The Clean Water Act (CWA) regulates forestry as a nonpoint source of pollution. Nonpoint sources are diffused sources that cover larger areas, such as rainwater runoff from managed forests and other land uses across a landscape. Ongoing state efforts to protect water quality through best management practice (BMP) programs have served to effectively manage nonpoint source pollution from forestry activities for over three decades.
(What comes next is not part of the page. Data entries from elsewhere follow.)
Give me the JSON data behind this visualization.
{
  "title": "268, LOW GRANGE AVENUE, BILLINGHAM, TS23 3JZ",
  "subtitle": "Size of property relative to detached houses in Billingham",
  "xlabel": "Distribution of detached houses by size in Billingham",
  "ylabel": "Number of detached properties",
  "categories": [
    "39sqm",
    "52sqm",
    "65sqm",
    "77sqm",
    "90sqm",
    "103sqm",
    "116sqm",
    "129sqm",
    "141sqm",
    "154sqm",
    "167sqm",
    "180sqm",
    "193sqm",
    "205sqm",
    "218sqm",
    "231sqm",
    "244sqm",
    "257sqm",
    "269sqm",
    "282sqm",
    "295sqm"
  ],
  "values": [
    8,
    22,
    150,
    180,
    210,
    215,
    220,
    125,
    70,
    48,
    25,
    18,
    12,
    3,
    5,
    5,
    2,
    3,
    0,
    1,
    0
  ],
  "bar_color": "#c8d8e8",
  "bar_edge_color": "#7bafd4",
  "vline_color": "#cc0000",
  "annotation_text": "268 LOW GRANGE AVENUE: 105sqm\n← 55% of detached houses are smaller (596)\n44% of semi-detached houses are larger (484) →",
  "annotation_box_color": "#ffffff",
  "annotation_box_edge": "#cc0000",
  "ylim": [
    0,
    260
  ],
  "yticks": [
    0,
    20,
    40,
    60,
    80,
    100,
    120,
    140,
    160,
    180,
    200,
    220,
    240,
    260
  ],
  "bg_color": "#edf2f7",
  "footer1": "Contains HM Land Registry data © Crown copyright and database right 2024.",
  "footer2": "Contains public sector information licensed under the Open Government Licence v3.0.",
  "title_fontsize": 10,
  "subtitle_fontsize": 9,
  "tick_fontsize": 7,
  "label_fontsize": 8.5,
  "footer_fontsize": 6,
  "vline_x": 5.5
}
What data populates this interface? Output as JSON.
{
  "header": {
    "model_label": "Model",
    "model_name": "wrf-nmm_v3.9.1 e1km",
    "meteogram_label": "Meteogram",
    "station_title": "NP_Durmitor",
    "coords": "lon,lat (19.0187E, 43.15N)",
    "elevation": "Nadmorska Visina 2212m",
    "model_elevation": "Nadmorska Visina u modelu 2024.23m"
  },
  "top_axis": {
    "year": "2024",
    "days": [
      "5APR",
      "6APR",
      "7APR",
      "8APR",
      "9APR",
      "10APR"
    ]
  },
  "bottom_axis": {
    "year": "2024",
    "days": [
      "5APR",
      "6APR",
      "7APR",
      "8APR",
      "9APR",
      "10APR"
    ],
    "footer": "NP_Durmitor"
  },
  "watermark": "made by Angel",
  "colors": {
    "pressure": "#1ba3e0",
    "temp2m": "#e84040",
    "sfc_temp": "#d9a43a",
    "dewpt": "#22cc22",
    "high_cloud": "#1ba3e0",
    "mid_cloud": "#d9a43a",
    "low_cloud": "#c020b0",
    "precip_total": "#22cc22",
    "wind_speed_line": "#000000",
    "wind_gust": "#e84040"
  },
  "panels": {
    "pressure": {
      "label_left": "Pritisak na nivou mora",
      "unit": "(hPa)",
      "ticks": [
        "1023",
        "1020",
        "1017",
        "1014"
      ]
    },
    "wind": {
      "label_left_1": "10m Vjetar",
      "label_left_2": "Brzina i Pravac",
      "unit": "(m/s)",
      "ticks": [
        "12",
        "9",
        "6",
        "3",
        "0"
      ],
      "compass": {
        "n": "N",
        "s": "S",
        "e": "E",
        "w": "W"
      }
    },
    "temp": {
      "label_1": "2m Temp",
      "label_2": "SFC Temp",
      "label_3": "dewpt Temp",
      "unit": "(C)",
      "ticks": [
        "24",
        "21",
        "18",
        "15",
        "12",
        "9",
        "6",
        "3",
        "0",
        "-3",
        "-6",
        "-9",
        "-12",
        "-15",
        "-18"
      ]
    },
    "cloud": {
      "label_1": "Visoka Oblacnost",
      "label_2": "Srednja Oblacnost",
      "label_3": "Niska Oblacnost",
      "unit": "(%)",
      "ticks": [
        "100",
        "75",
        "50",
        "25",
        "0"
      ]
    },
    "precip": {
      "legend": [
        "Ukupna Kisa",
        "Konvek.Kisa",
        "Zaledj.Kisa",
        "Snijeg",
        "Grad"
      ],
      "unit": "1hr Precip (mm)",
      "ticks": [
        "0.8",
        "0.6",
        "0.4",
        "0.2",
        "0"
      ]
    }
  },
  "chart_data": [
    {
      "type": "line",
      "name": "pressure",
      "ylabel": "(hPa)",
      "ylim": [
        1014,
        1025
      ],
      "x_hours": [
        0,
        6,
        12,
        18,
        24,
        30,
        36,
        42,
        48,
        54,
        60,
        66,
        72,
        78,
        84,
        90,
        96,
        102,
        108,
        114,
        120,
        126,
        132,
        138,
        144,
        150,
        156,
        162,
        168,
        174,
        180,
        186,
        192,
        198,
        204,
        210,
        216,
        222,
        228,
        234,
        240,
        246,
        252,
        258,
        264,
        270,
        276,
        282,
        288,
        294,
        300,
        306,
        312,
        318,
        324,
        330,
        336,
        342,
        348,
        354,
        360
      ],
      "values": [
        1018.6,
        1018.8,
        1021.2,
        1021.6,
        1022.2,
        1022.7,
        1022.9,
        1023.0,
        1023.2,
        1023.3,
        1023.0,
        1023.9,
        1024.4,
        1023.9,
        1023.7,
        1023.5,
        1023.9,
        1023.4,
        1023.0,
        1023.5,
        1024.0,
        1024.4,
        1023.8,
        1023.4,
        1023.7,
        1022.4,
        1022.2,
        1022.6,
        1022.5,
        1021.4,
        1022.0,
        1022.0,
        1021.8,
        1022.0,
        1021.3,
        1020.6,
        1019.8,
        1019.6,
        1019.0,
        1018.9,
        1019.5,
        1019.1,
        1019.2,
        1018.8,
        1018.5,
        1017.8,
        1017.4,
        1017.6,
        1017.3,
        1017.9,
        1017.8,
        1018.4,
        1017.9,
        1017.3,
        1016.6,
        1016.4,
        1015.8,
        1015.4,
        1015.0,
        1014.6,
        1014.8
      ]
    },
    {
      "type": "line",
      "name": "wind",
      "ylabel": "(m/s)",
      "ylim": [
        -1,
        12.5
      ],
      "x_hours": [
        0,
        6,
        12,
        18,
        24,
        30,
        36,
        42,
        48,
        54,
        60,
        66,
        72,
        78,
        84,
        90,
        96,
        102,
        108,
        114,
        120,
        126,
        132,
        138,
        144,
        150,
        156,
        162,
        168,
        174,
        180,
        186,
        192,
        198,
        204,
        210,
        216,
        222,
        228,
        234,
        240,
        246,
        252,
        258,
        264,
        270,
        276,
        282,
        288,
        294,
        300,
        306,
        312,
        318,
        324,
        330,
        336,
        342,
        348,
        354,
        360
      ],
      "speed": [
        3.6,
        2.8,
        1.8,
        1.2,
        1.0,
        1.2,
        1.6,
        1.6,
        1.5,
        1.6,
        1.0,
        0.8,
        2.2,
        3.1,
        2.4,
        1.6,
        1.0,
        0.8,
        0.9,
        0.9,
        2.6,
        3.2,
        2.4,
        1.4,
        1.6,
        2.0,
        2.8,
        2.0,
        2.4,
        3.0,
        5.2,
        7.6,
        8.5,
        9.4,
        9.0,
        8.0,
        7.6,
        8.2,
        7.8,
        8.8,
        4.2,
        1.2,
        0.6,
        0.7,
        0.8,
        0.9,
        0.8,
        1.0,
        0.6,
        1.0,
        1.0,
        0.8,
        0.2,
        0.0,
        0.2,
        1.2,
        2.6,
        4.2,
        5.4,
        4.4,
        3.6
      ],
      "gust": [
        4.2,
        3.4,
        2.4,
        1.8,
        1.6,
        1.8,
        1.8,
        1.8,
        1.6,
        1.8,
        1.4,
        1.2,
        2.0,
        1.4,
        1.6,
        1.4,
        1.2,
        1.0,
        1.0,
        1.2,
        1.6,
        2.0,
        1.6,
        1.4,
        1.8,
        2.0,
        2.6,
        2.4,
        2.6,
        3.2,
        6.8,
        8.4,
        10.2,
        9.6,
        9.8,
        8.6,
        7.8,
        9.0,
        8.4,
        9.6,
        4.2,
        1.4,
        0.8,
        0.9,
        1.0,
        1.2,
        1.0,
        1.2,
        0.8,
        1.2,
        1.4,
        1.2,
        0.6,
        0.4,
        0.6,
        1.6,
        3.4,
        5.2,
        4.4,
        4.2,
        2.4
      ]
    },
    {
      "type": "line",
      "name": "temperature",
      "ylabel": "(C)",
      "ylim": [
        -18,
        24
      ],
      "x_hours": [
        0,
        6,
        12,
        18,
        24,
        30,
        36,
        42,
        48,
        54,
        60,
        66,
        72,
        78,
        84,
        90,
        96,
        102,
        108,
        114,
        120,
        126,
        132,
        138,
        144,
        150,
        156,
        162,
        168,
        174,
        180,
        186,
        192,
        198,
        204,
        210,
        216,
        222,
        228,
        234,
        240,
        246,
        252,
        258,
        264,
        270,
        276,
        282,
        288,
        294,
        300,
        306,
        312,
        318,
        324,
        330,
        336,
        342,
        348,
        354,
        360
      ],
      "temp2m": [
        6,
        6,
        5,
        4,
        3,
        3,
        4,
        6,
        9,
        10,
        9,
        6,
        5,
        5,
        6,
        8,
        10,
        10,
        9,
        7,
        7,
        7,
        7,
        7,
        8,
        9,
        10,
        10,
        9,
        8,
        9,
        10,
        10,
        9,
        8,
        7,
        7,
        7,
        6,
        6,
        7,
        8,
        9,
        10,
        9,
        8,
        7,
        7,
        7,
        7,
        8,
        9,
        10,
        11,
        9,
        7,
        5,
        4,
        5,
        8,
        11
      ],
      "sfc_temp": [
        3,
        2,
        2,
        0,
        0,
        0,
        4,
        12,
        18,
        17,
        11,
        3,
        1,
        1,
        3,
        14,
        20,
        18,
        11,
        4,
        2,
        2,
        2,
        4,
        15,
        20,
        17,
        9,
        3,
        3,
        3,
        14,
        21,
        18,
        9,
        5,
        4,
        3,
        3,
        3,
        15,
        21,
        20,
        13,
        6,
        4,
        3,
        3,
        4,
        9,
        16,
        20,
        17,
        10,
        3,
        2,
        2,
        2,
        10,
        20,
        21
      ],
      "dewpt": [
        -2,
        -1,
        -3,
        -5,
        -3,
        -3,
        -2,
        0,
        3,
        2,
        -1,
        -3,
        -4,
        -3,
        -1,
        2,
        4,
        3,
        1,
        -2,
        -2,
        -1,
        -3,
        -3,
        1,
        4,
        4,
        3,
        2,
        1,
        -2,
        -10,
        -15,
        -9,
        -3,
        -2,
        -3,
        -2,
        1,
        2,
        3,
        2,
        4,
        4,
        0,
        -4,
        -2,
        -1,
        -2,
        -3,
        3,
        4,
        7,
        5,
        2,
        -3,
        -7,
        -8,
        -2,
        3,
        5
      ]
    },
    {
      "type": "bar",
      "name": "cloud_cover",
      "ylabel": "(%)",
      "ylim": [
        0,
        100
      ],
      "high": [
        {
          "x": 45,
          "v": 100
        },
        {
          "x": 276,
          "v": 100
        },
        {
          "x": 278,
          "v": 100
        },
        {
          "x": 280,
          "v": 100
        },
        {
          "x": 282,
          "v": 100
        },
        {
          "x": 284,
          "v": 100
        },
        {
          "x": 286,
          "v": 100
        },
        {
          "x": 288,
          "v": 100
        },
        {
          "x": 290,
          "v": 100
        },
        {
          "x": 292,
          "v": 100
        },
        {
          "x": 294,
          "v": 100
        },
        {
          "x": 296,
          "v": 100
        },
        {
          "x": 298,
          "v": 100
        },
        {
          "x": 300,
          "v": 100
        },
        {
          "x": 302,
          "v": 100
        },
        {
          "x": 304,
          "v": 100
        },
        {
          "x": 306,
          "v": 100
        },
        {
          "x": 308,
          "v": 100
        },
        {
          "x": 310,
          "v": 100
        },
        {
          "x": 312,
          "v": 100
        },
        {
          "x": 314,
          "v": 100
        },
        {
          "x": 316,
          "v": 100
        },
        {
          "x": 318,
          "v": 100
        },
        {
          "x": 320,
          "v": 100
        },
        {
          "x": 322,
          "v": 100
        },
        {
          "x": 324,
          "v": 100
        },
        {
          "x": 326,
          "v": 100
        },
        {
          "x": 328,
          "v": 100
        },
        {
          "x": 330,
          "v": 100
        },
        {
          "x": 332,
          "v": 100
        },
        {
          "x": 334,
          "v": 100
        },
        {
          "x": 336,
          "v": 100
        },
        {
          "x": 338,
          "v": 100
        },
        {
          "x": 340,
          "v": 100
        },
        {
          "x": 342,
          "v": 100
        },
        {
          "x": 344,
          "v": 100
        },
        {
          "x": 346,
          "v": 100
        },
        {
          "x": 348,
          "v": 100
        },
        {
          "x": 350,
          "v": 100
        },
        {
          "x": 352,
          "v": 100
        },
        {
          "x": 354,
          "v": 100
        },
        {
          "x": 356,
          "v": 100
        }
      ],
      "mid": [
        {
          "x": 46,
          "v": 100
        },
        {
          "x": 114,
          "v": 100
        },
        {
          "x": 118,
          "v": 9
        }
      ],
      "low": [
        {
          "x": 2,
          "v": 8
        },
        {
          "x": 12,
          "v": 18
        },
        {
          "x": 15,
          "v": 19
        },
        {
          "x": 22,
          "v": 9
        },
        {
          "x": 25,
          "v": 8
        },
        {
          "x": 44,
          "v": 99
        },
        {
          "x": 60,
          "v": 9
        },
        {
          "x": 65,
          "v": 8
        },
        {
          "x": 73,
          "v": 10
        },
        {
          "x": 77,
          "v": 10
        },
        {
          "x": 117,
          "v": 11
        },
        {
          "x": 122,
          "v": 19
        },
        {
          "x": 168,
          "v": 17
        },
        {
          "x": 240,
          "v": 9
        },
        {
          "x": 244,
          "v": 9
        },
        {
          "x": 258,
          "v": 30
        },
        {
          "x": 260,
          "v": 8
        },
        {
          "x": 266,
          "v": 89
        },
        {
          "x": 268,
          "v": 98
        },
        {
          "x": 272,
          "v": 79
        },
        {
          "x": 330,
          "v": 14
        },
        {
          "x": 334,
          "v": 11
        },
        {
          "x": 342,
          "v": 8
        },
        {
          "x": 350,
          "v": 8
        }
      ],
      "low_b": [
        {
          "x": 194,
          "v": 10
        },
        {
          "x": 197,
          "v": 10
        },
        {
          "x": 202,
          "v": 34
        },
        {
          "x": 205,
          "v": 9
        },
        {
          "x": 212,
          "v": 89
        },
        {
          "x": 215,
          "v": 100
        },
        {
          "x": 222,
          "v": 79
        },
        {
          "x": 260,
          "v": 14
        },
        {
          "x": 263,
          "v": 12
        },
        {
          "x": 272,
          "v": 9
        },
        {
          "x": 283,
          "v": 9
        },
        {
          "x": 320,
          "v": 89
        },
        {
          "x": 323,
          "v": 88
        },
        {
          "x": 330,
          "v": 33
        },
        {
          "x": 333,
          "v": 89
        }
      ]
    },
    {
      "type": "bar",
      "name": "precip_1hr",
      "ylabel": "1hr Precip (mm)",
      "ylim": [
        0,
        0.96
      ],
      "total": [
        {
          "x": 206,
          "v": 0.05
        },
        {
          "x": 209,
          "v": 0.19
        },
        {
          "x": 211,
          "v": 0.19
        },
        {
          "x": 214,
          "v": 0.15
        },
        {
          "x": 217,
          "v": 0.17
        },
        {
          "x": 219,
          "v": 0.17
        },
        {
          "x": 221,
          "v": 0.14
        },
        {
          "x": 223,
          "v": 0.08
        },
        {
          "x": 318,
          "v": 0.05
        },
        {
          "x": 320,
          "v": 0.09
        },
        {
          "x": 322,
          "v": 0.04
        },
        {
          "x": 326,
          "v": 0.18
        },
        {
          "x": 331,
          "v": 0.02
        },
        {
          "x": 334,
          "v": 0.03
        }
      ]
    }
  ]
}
Under the Clean Water Act, point sources discharging pollutants require National Pollutant Discharge System (NPDES) permits administered by the U.S. Environmental Protection Agency (EPA) directly or states with delegated EPA authority. Since 1976, as nonpoint sources, forest roads have not required NPDES permits. However, the U.S. Court of Appeals for the Ninth Circuit has now ruled that forest roads and their associated stormwater runoff gathering systems are point sources subject to the NPDES permit programs. The decision means that forest landowners will have to obtain NPDES permits for some or all of their roads.
State Foresters has joined state clean water, wildlife and agriculture associations reaching out to EPA administrator Lisa Jackson urging the agency to defend current regulations that support the established success of the state-based BMP approach to effectively manage nonpoint source pollution from forestry activities. In addition, 29 state attorneys general sent a letter to the Solicitor General as he decides if/how to weigh in with the Supreme Court regarding whether to hear the 9th Circuit decision related to permitting on forest roads.